2017-Vote3Deep: Fast Object Detection in 3D Point Clouds Using Efficient Convolutional Neural Networks

논문명 Vote3Deep: Fast Object Detection in 3D Point Clouds Using Efficient Convolutional Neural Networks
저자(소속) Martin Engelcke, D. Z. Wang (옥스포드)
학회/년도 Sep 2016~Mar 2017, ICRA2017, 논문
키워드 Martin2017, Missing Point
데이터셋(센서)/모델 KITTI
참고 Youtube
코드 Keras

Vote3Deep

1. Introduction

저자의 이전 연구 Vote3D[5]

  • Point clouds are spatially sparse, as most regions are unoccupied
  • A feature-centric voting algorithm leveraging the sparsity inherent in these point clouds
  • [5] proves the equivalence of the voting scheme to a dense convolution operation and demonstrates its effectiveness by discretising point clouds into 3D grids and performing exhaustive 3D sliding window detection with a SVM
[5] D. Z. Wang and I. Posner, “Voting for Voting in Online Point Cloud Object Detection,” Robotics Science and Systems, 2015.

제안 방식 Vote3Deep

  • exploit feature-centric voting to build efficient CNNs
  • in order to enhance the computational benefits associated with sparse inputs throughout the entire CNN stack,
    • we demonstrate the benefits of encouraging sparsity in the inputs to intermediate layers by imposing an L1 model regulariser during training

Vote3Deep contributions

  • the construction of efficient convolutional layers as basic building blocks for CNN-based point cloud processing by leveraging a voting mechanism to exploit the inherent sparsity in the input data;
  • the use of rectified linear units and an L1 sparsity penalty to specifically encourage data sparsity in the intermediate representations in order to exploit sparse convolutional layers throughout the entire CNN stack.

2.1 VeloFCN4VD

A CNN-based approach in [7]

  • by projecting the point cloud into a 2D depth map, with an additional channel for the height of a point from the ground.

Their model predicts detection scores and 20regresses to bounding boxes.

However, the projection to a specific viewpoint discards valuable information, which is particularly detrimental, for example, in crowded scenes.

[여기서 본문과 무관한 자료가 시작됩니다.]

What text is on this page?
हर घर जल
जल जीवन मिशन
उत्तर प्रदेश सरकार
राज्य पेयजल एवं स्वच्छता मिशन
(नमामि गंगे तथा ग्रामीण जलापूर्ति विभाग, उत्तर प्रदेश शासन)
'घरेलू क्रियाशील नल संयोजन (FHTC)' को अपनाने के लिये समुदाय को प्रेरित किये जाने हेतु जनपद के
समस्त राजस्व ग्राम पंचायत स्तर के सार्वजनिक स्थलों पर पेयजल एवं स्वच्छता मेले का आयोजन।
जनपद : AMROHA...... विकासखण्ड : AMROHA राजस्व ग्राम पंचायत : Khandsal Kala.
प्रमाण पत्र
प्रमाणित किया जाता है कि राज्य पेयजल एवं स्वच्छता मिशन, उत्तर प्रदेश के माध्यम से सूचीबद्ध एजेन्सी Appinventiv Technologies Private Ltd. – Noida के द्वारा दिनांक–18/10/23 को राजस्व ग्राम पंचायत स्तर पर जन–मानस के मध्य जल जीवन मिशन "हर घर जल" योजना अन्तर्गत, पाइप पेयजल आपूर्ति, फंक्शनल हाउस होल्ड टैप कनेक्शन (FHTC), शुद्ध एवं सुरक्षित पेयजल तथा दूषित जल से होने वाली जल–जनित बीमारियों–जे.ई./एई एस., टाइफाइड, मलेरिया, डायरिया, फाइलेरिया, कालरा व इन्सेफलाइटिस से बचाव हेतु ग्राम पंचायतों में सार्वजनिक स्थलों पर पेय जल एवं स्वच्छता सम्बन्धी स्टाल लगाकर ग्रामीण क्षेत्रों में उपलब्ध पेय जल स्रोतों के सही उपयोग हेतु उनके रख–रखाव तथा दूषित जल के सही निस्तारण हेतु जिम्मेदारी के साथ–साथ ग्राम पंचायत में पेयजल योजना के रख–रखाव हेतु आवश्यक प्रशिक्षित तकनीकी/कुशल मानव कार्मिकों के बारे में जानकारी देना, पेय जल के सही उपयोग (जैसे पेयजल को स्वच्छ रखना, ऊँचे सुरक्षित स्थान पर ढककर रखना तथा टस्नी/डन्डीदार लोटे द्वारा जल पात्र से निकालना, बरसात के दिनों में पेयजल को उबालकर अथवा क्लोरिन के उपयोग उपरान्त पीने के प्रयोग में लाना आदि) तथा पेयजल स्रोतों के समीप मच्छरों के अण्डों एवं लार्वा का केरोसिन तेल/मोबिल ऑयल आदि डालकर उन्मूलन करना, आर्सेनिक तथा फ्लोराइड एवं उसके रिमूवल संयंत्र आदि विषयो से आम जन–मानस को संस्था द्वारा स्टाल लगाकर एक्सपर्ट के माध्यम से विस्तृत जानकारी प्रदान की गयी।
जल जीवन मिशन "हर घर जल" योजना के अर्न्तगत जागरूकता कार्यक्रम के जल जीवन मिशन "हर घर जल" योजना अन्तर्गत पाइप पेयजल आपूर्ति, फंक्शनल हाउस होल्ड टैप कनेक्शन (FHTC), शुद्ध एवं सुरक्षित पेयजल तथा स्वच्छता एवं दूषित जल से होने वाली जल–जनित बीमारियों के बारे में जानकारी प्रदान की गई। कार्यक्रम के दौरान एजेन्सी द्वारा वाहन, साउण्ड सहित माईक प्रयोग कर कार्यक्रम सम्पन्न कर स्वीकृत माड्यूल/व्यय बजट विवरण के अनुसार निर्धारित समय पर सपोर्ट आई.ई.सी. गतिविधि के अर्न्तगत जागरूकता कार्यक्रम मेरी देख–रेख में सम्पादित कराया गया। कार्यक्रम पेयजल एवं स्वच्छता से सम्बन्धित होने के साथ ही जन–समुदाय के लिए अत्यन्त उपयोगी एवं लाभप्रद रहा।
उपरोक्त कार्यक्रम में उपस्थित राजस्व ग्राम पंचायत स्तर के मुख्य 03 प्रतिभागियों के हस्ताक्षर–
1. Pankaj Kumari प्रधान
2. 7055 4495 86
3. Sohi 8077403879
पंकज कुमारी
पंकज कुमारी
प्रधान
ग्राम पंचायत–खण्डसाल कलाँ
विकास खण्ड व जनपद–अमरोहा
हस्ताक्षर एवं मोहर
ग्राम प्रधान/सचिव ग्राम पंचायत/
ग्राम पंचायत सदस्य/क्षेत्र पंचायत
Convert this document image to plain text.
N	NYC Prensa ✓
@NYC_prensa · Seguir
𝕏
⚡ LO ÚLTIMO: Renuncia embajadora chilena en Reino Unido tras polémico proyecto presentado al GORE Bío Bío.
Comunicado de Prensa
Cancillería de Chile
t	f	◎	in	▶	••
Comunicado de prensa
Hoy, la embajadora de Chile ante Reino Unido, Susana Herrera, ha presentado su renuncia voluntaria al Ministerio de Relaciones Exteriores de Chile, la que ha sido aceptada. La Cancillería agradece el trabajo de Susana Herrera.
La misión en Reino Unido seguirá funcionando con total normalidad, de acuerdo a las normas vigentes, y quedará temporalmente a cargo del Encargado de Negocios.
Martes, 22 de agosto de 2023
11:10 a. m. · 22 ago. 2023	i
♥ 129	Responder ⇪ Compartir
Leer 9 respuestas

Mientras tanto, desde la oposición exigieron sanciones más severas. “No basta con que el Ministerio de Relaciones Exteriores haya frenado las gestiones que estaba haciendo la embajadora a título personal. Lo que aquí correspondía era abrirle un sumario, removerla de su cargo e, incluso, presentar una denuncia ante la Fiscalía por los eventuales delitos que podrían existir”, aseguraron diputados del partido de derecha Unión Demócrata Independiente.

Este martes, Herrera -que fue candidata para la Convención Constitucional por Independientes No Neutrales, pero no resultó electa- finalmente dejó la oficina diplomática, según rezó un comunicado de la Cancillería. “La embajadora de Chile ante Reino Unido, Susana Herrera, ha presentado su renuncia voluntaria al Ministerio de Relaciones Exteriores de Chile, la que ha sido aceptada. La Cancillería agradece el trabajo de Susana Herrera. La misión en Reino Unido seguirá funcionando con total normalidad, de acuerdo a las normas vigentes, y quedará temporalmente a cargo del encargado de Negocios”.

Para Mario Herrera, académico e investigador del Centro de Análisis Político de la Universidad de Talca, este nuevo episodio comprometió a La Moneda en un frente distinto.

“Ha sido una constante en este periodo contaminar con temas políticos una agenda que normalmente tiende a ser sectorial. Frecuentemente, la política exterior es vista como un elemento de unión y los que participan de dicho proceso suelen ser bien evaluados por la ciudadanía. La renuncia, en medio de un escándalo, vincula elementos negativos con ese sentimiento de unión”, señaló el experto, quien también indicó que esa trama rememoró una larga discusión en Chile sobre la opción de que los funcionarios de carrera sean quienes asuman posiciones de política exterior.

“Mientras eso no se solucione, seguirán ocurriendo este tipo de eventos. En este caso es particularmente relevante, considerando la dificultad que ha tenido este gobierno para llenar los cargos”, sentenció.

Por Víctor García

It also requires the network filters to learn local dependencies with regards to depth, information that is readily available in a 3D representation and which can be efficiently extracted with sparse convolutions.

[7] B. Li, T. Zhang, and T. Xia, “Vehicle Detection from 3D Lidar Using Fully Convolutional Network,” arXiv preprint arXiv:1608.07916, 2016.

2.2 VoxNet & Landing Zone

Dense 3D occupancy grids obtained from point clouds are processed with CNNs in [8] and [9].

With a minimum cell size of 0.1m, [8] reports a speed of 6ms on a GPU to classify a single crop with a grid-size of 32×32×32 cells.

Similarly, a processing time of 5ms per $$m^3$$ for landing zone detection is reported in [9].

With 3D point clouds often being larger than 60m × 60m × 5m, this would result in a processing time of $$60×60×5×5×10^{−3} = 90s$$ per frame, which does not comply with speed requirements typically encountered in robotics applications.

[8] D. Maturana and S. Scherer, “VoxNet: A 3D Convolutional Neural Network for Real-Time Object Recognition,” IROS, pp. 922–928, 2015.
[9] “3D Convolutional Neural Networks for Landing Zone Detection from LiDAR,” International Conference on Robotics and Automation, no. Figure 1, pp. 3471–3478, 2015

2.3 Sparse 3D

3D 데이터의 희박한 밀도를 역으로 이용하는 논문들

An alternative approach that takes advantage of sparse representations can be found in [10] and [11], in which sparse convolutions are applied to comparatively small 2D and 3D crops respectively.

While the convolutional kernels are only applied at sparse feature locations, the presented algorithm still has to consider neighbouring values which take a value of either zero or a constant bias, leading to unnecessary operations and memory consumption.

Another method for performing sparse convolutions is introduced in [12] who make use of “permutohedral lattices”, but only consider comparatively small inputs, as opposed to our work.

[10] B. Graham, “Spatially-sparse convolutional neural networks,” arXiv Preprint arXiv:1409.6070, pp. 1–13, 2014
[11] “Sparse 3D convolutional neural networks,” arXiv preprint arXiv:1505.02890, pp. 1–10, 2015.
[12] V. Jampani, M. Kiefel, and P. V. Gehler, “Learning Sparse High Dimensional Filters: Image Filtering, Dense CRFs and Bilateral Neural Networks,” in IEEE Conf. on Computer Vision and Pattern Recognition (CVPR), 2016

2.4 biomedical image analysis

의료 데이터 분석에 쓰임

3. METHODS

본 장에서는 sparse 3D를 입력으로 하여 물체 탐지 하는 방법에 대하여 살펴 본다. This section describes the application of convolutionalneural networks for the prediction of detection scores from sparse 3D input grids of variable sizes.

[sparse 3D grid & Feature Vector]
  • 포인트 클라우드는 입력으로 sparse 3D grid를 취한다. As the input to the network, a point cloud is discretised into a sparse 3D grid as in [5].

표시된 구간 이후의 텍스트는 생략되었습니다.